**New case and update to IFEX alerts of 23 December 1999** (RSF/IFEX) – In a letter to Speaker of the National Assembly Agbeyome Kodjo, RSF expressed its concern about a new press bill adopted by the Council of Ministers. RSF asked Kodjo to do everything possible to ensure that the existing press law is not […]
**New case and update to IFEX alerts of 23 December 1999**
(RSF/IFEX) – In a letter to Speaker of the National Assembly Agbeyome Kodjo, RSF expressed its concern about a new press bill adopted by the Council of Ministers. RSF asked Kodjo to do everything possible to ensure that the existing press law is not altered. Robert Ménard, the organisation’s secretary-general, added that “if this bill is approved by Parliament and becomes law, it would represent a real step backwards for a country which, in reforming its press code in 1998 and abolishing prison sentences for press offences, had shown a degree of openness.”

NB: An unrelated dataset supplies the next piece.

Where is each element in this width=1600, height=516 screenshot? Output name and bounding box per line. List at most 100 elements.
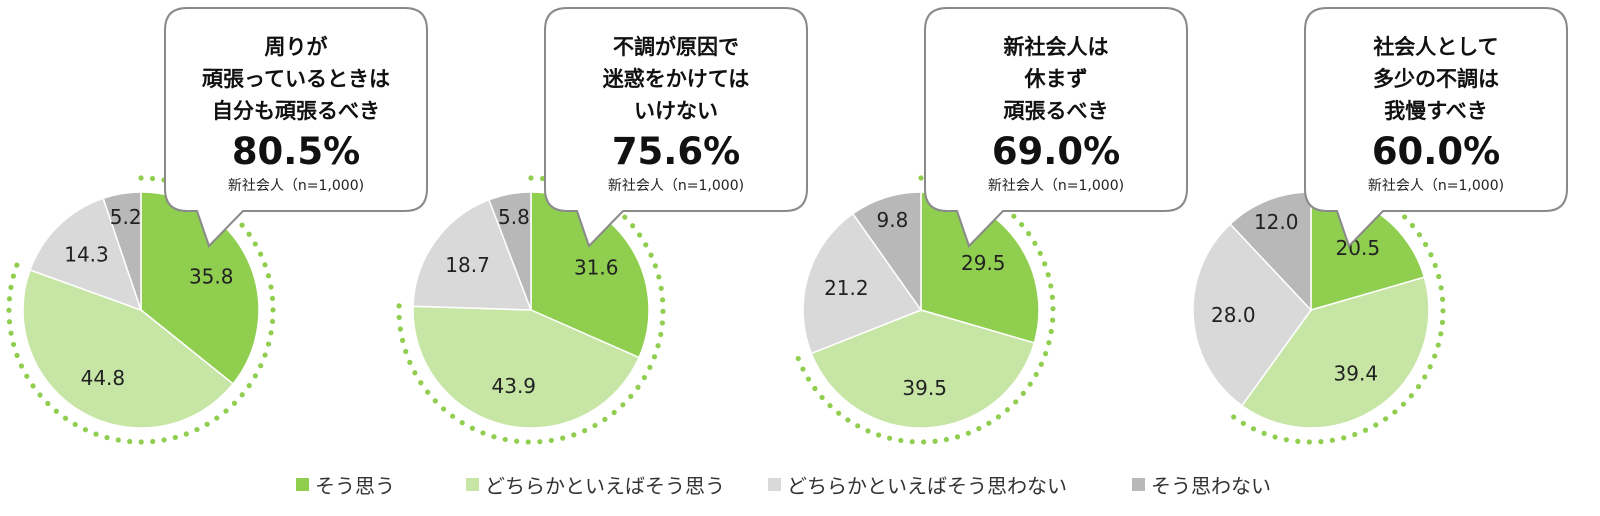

According to RSF’s information, on 22 December 1999, the government’s Council of Ministers adopted a bill which grants judges the option of “sentencing those charged to prison sentences or suspended sentences” for press offences. The acknowledged purpose of the bill is to allow a judge to deliver “in his soul and conscience, and in accordance with legal dispositions, the most appropriate sanction in each case”.
Furthermore, the organisation recalled that Roland Kpagli Comlan, editor of the private weekly “L’Aurore”, has been jailed since 23 December. He is accused of having falsely asserted that a secondary school pupil had been killed by police officers at a meeting on 7 December.